Вспомнился и другой взгляд — там, в доме на улице солдата Корзуна, полный нежности и неистовой силы… Нет, нельзя отвлекаться, мне нужно понять, собрать воедино обрывки догадок.
Второй раз — в тот злополучный день, когда из Торонто звонила мама. Глаза Снегова смотрят так же испуганно и тревожно, как сегодня, он держит мою руку… Но было что-то еще, что-то очень важное!
Я припомнила, как медленно рассеивалась тогда окутывавшая меня чернота — и всплыли слова, услышанные, но, по всей видимости, не зафиксированные сознанием: «Тикки!.. Что с тобой?»
Вот оно!
Дикое, невозможное подозрение, впрочем, сразу перешедшее в уверенность. Бродяга, он же Профессор, — словом, мой виртуальный собеседник — Снегов.
Я знала это совершенно точно. Как знала и другое: это невозможно. Невозможно — и все-таки есть. На этой мысли я поняла, что иду по кругу, и приказала себе остановиться.
Приказы, однако, выполнялись плохо. «Спать!» — решила я. Утро вечера мудренее. У меня впереди выходные, обо всем успею подумать. Справедливо полагая, что уснуть будет нелегко, я пожалела, что не держу в аптечке снотворного.
И тут, наверное, впервые вовремя, вспомнился Игорь. Он любил, бывало, пропустить рюмочку-другую на сон грядущий — «как лекарство, вместо снотворного». У меня имелось свое мнение о том, куда приводит подобное лечение, но в данном случае я решила воспользоваться рецептом бывшего супруга. Помнится, стоит у меня на кухне бутылочка «Хванчкары».
Налив полный бокал вина (вообще-то это была чашка, но «бокал» звучит куда лучше), я медленно выпила (надо же поздравить себя — не каждый день узнаешь, что ты полная идиотка) и отправилась спать. Средство не подвело: едва я легла, ночь моментально закружилась и исчезла вместе со мной.
Всю ночь мелькали вокруг меня неясные образы, отзвуки дневной жизни, но когда я проснулась, голова была ясная.
Приготовление роскошного завтрака (а то всю неделю грызла бог знает что), пробежка до магазина, мытье посуды. Только после того, как все это было сделано, я позволила себе подумать о том, что единственно интересовало меня.
Но и при свете дня вчерашние выводы казались такими же убедительными. Давно уже подспудное беспокойство не давало мне покоя.
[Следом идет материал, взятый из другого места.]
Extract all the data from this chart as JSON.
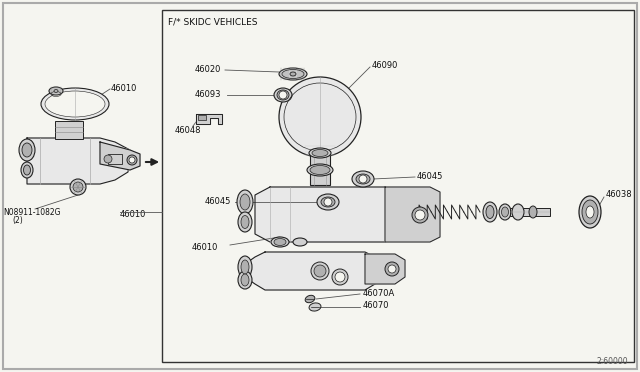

Причем всех настороживших меня деталей я не то, что перечислить — даже вспомнить не могла: они оседали в подсознании, минуя рассудок, пока там же, в подсознании, количество не перешло в качество, и стало достаточно малейшего повода, чтобы края сошлись. Каждая мелочь становилась теперь неоспоримым доказательством моей правоты — и моей же глупости.
Я не могла простить себе, что так долго не видела очевидного. А ведь как близка была к отгадке, спрашивая Бродягу, точно ли их с Профессором именно двое — правда, я не имела в виду кого-то определенного. Но то и дело слышались в наших диалогах знакомые нотки, тогда еще неясно чьи. Вот почему и поведение Снегова казалось мне иногда таким «неснеговским».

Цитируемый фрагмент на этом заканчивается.